Automation and analyzers transform this process by providing real-time, continuous monitoring of key parameters like pH, turbidity, conductivity, and residual chlorine. Installed at vital points from sources to distribution lines they transmit live data to a central dashboard, enabling instant detection and rapid corrective action.
From Manual Checks to Smart Monitoring
The use of analyzers marks a shift from reactive to proactive rural water management. Earlier, contamination was detected only after complaints or delayed lab reports often too late. Now, real-time analyzers instantly flag anomalies, enabling swift corrective action before contamination spreads.
Beyond quality control, analyzers boost operational efficiency by tracking chlorine dosing, filtration performance, and turbidity. Automated data collection reduces human error and provides actionable insights, helping India advance the Jal Jeevan Mission responsibly and turn “Har Ghar Jal” into a science-driven reality.
Balancing Promise and Practicality
While technology offers great potential, implementing analyzers in rural India faces hurdles such as cost, maintenance, harsh climates, power outages, and connectivity issues that can affect performance.
Still, the benefits far outweigh the challenges. Global experiences show that real-time monitoring of chlorine and turbidity, supported by local training, greatly enhances safety. A hybrid model combining automated analyzers, community test kits, and periodic manual checks ensures a practical, inclusive, and sustainable approach to rural water quality management.
Building the Backbone of Trust
For India to fully embed analyzers and smart monitoring within the Jal Jeevan Mission framework, several enablers are essential:
- Standardization & Integration – Develop common standards for sensors, data formats, and alert systems to ensure interstate compatibility and scalability.
- Capacity Building – Train regional technicians and operators in maintenance, calibration, and troubleshooting to ensure local sustainability.
- Data Transparency – Make real-time water quality data accessible to Panchayats and citizens, fostering accountability and public confidence.
- Sustainable Funding – Allocate dedicated operation and maintenance funds for analyzers and IoT-based monitoring systems.
- Community Engagement – Empower local water committees to interpret data insights and make informed decisions for their communities.
When these elements come together, water monitoring evolves from a compliance activity into a culture of continuous assurance, where every household not only receives water but also trusts its quality.
The Way Forward
The Jal Jeevan Mission has already transformed millions of lives by bringing drinking water to rural doorsteps, one of the largest rural water initiatives in the world. However, sustaining this success requires technology at its core.
Automation, sensors, and analyzers are not luxuries; they are the invisible guardians ensuring every drop is safe, every glass is clean, and every promise made under JJM is honored. As India moves closer to achieving universal access to water, smart monitoring will become the bridge between infrastructure and trust.

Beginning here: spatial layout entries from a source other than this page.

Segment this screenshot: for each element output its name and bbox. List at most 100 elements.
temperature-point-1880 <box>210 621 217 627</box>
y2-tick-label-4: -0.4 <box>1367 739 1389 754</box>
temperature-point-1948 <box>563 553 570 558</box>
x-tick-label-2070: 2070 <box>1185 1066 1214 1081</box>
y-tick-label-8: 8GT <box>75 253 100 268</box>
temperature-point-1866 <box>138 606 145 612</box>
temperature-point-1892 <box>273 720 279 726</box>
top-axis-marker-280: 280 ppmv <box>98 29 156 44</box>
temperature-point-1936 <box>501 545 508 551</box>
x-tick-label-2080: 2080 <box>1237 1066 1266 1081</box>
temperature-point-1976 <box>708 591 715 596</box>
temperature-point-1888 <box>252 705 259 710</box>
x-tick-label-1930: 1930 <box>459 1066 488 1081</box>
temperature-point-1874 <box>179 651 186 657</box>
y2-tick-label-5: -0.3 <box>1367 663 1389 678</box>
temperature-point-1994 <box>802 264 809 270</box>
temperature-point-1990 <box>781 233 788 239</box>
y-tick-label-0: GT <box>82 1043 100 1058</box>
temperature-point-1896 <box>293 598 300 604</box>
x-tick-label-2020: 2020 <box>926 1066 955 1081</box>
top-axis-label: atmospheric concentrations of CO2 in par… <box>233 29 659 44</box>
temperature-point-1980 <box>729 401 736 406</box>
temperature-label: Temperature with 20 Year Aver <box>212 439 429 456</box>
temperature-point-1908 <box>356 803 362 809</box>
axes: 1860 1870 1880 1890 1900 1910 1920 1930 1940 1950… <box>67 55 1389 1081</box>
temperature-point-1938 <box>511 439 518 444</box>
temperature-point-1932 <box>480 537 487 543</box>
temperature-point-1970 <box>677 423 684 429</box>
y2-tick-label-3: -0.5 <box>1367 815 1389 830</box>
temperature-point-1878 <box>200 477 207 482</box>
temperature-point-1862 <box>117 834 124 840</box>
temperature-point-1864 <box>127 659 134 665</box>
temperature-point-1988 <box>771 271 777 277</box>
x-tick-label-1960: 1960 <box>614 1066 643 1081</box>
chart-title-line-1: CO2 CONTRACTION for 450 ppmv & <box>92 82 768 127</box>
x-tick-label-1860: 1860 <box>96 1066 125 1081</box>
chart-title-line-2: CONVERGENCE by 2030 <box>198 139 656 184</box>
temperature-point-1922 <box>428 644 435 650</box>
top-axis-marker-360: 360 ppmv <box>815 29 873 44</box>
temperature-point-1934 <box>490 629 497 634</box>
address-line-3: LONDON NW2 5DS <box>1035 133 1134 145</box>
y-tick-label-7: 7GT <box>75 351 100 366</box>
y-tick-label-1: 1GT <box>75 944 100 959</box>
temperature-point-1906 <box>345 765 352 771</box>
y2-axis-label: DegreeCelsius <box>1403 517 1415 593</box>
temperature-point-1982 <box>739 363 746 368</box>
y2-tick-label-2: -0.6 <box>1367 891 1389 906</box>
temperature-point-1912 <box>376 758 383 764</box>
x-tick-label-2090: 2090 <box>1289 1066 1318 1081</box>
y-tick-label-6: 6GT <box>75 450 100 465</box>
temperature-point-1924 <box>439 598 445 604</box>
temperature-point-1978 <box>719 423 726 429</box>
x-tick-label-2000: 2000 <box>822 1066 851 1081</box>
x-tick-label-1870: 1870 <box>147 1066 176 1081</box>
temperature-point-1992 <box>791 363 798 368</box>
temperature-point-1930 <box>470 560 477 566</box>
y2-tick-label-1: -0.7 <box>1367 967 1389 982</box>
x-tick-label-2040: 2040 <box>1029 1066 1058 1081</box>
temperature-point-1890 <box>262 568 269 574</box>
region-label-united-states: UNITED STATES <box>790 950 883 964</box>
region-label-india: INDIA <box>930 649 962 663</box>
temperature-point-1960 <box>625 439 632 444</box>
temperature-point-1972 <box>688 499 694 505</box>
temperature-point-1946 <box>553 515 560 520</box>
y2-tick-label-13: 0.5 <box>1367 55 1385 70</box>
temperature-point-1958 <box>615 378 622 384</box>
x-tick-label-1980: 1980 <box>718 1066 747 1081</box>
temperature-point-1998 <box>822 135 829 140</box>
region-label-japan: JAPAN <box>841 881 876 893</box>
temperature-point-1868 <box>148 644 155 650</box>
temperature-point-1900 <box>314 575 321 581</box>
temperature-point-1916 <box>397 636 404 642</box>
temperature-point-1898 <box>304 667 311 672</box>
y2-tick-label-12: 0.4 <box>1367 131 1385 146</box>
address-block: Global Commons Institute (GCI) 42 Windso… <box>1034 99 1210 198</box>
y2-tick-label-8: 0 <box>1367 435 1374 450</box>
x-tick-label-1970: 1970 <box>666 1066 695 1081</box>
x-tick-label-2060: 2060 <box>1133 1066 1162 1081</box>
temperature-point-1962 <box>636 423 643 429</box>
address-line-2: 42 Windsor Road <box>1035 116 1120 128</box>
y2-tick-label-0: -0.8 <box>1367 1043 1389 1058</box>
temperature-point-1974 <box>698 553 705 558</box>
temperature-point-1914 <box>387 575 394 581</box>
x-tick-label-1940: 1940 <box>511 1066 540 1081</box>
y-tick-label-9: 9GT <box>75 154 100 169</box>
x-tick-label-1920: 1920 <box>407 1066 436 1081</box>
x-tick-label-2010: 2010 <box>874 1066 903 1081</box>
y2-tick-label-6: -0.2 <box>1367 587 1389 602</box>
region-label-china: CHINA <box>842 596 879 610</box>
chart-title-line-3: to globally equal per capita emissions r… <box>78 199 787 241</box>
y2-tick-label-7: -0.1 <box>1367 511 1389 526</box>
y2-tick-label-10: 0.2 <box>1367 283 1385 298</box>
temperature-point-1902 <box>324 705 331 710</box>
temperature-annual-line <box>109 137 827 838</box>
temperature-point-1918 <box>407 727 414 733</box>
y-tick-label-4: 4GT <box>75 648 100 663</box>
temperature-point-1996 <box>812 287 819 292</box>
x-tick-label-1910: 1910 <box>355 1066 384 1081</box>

With around 16 crore rural households still awaiting tap water especially in states like Rajasthan, Kerala, West Bengal, and Jharkhand the path ahead demands both innovation and inclusion. The true goal is not just to deliver water to every home, but to deliver safe, reliable, and intelligently monitored water, ensuring that the spirit of “Har Ghar Jal” flows strong, pure, and sustainable for generations to come.